(Reuters) - Blackstone Group LP (BX.N), the largest publicly listed alternative asset manager, said on Thursday it had nearly $20 billion of its assets in companies that have filed to go public as it seeks to capitalize further on strong capital markets.
Blackstone, which took SeaWorld Entertainment Inc (SEAS.N) public this year and is preparing to take Hilton Worldwide Holdings Inc public next year, said realizing investments helped it generate 59 percent more cash to pay dividends in the third quarter than a year earlier.
“The pipeline for realizations is really growing. The potential, although nothing is guaranteed, obviously is very high for large amounts of realizations and consequent gains,” Blackstone chief executive and co-founder Stephen Schwarzman told analysts on a conference call held to discuss earnings.
Blackstone’s headline earnings metric rose 3 percent in the third quarter, edging past analysts’ expectations. Blackstone shares rose 0.6 percent in afternoon trading on the New York Stock Exchange. They are up more than 73 percent year-to-date, outperforming a 21 percent rise in the S&P 500 index .INX.
Over the last 12 months, Blackstone’s asset sales totaled $26 billion, dwarfing the $8 billion reported over the 12 months preceding that period, Schwarzman said.
More is to come through initial public offerings (IPOs), Blackstone said. At the end of the third quarter, 31 percent of Blackstone’s private equity assets and only 1 percent of real estate investment assets were public. But if the companies on file go public at current valuations on paper, private equity assets will be nearly 50 percent public and real estate will be 40 percent public, Blackstone chief financial officer Laurence Tosi said on the call.
Blackstone’s real estate business had $1.6 billion of proceeds in the third quarter from asset sales while its private equity arm had $2.5 billion of proceeds.
Among real estate exits in the third quarter was a sale of the majority of a U.S. shopping center portfolio it acquired just last year. Blackstone’s almost doubled its $350 million investment there, Schwarzman said.
In private equity, Blackstone sold its remaining stake in TRW Automotive Holdings Corp TRW.N, a car safety equipment maker it invested in more than 10 years ago. The sale earned Blackstone about seven times its money, even though the value of that investment plunged in 2009 to 15 cents on the dollar in the aftermath of the financial crisis, Schwarzman said.
Blackstone’s real estate holdings rose in value by 5.8 percent and accounted for 65 percent of earnings. Private equity assets rose by 4.2 percent, contributing only 13 percent, as the value of some of publicly traded investments fell.
Blackstone said economic net income (ENI), a measure of profitability that takes into account the mark-to-market valuation of its portfolio, was $640.2 million, up from $621.8 million in the third quarter of 2012.
Distributable earnings, or actual cash available to pay dividends, rose by 59 percent to $312.7 million, with private equity and real estate contributing almost equally.
Total assets under management hit a record $248 billion at the end of September, up 21 percent year on year.
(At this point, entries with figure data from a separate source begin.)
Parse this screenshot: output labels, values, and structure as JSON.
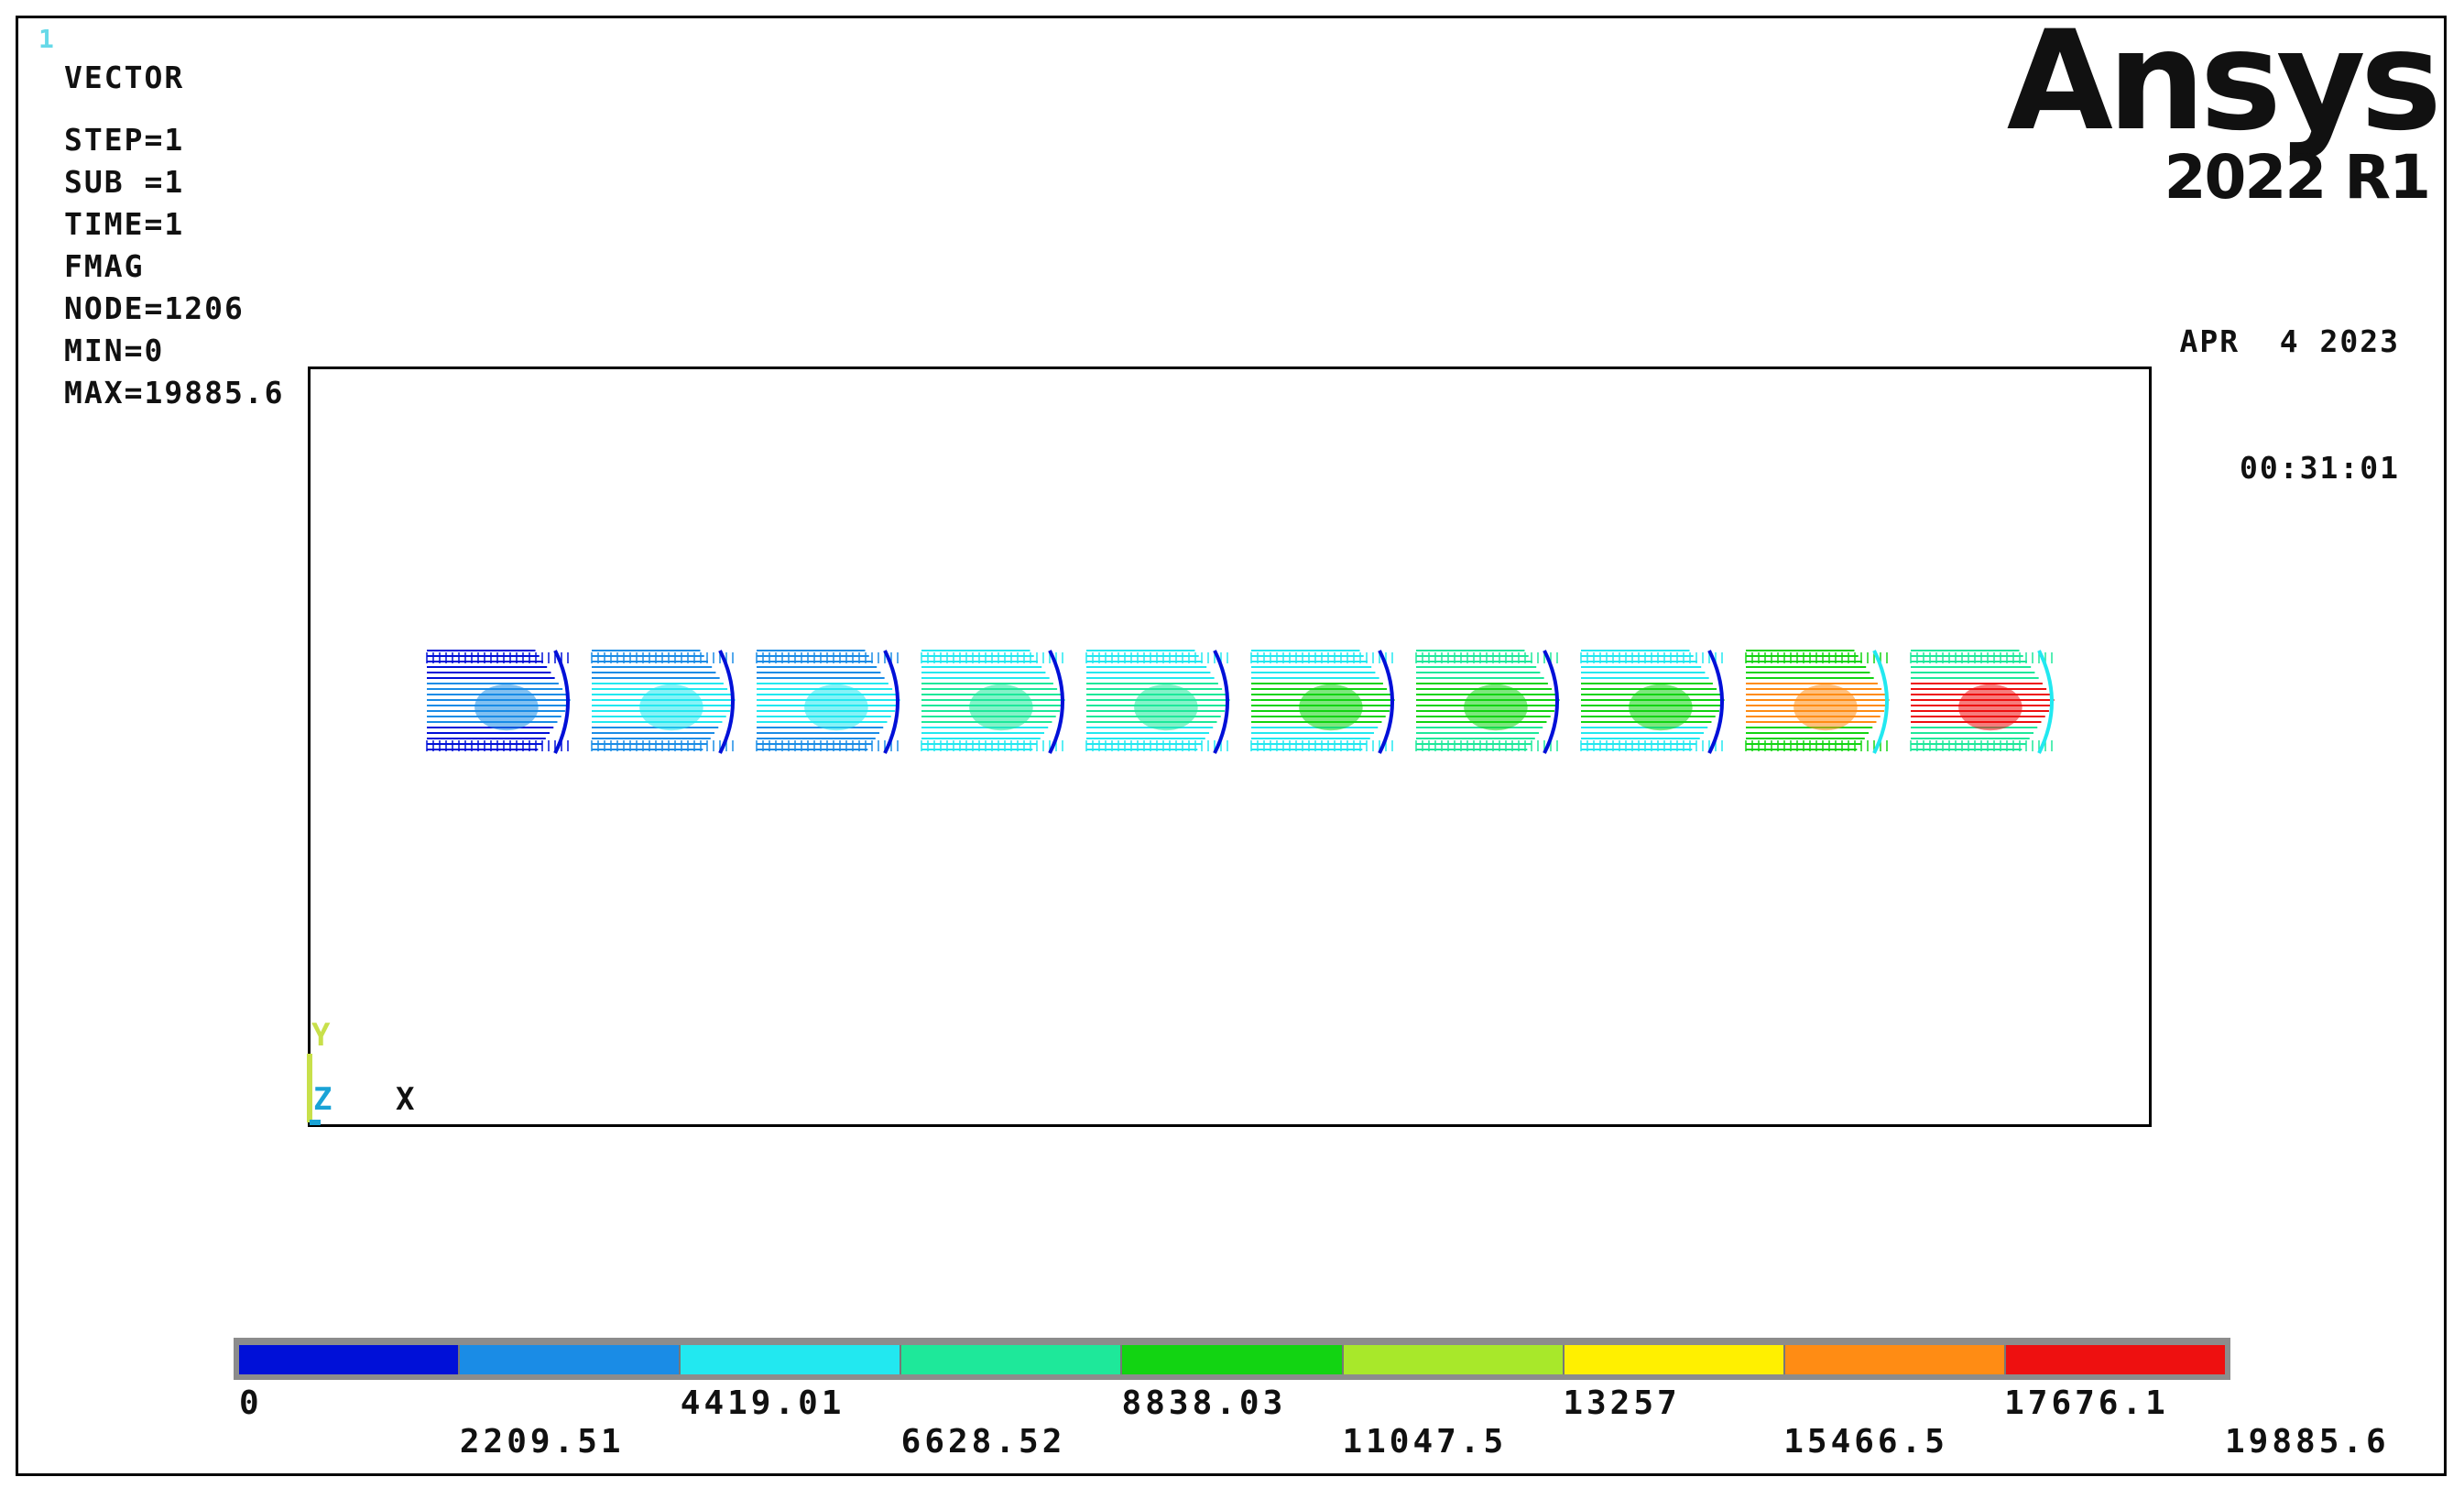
{
  "window_number": "1",
  "info": {
    "plot_type": "VECTOR",
    "step": "STEP=1",
    "sub": "SUB =1",
    "time": "TIME=1",
    "quantity": "FMAG",
    "node": "NODE=1206",
    "min": "MIN=0",
    "max": "MAX=19885.6"
  },
  "brand": {
    "name": "Ansys",
    "version": "2022 R1"
  },
  "timestamp": {
    "date": "APR  4 2023",
    "time": "00:31:01"
  },
  "triad": {
    "y_label": "Y",
    "z_label": "Z",
    "x_label": "X",
    "y_color": "#c8e04a",
    "z_color": "#1aa3d6"
  },
  "legend": {
    "colors": [
      "#0010d8",
      "#1a8ce6",
      "#22e8f0",
      "#1ee89a",
      "#12d412",
      "#a8e82a",
      "#fff000",
      "#ff8c14",
      "#ee1010"
    ],
    "labels": [
      "0",
      "2209.51",
      "4419.01",
      "6628.52",
      "8838.03",
      "11047.5",
      "13257",
      "15466.5",
      "17676.1",
      "19885.6"
    ]
  },
  "fringe_groups": [
    {
      "level": 0.1,
      "core_level": 0.12,
      "edge_level": 0.05
    },
    {
      "level": 0.18,
      "core_level": 0.24,
      "edge_level": 0.02
    },
    {
      "level": 0.22,
      "core_level": 0.3,
      "edge_level": 0.02
    },
    {
      "level": 0.26,
      "core_level": 0.38,
      "edge_level": 0.02
    },
    {
      "level": 0.28,
      "core_level": 0.42,
      "edge_level": 0.02
    },
    {
      "level": 0.32,
      "core_level": 0.48,
      "edge_level": 0.02
    },
    {
      "level": 0.34,
      "core_level": 0.45,
      "edge_level": 0.02
    },
    {
      "level": 0.3,
      "core_level": 0.55,
      "edge_level": 0.02
    },
    {
      "level": 0.45,
      "core_level": 0.85,
      "edge_level": 0.3
    },
    {
      "level": 0.4,
      "core_level": 0.9,
      "edge_level": 0.25
    }
  ]
}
Fee-earning assets under management rose 12 percent to $188.7 billion.
“Over the past few years, we have raised more capital than our four closest competitors combined. It’s almost really hard to imagine,” Schwarzman said.
Schwarzman said Blackstone had raised $2 billion for its first Asian real estate fund, which is targeting $4 billion, and 1.4 billion euros ($2 billion) for its fourth European real estate fund that is targeting 5 billion euros.
Blackstone’s tactical opportunities strategy, which invests across its private equity, real estate, credit and hedge fund platforms, has now raised $4.4 billion from investors, Schwarzman added.
Strategic Partners, a private equity secondaries business that Blackstone acquired from Credit Suisse in August, has started raising its sixth fund targeting at last $3 billion, Schwarzman said.
Blackstone declared a quarterly distribution of 23 cents per common unit.
Asked whether Blackstone was affected by regulators’ increased scrutiny of Wall Street, Schwarzman said his firm did not take people’s deposits and does not rely on the Federal Reserve or the government.
It therefore does not face such regulatory risks and in fact stands to benefit from financial institutions shedding assets and losing employees which it can poach. Nevertheless, Blackstone takes regulatory compliance seriously, Schwarzman said.
Earlier, Blackstone President Tony James told reporters on another conference call that chief executives of companies controlled by Blackstone saw little impact as a result of the U.S. government shutdown which ended on Thursday.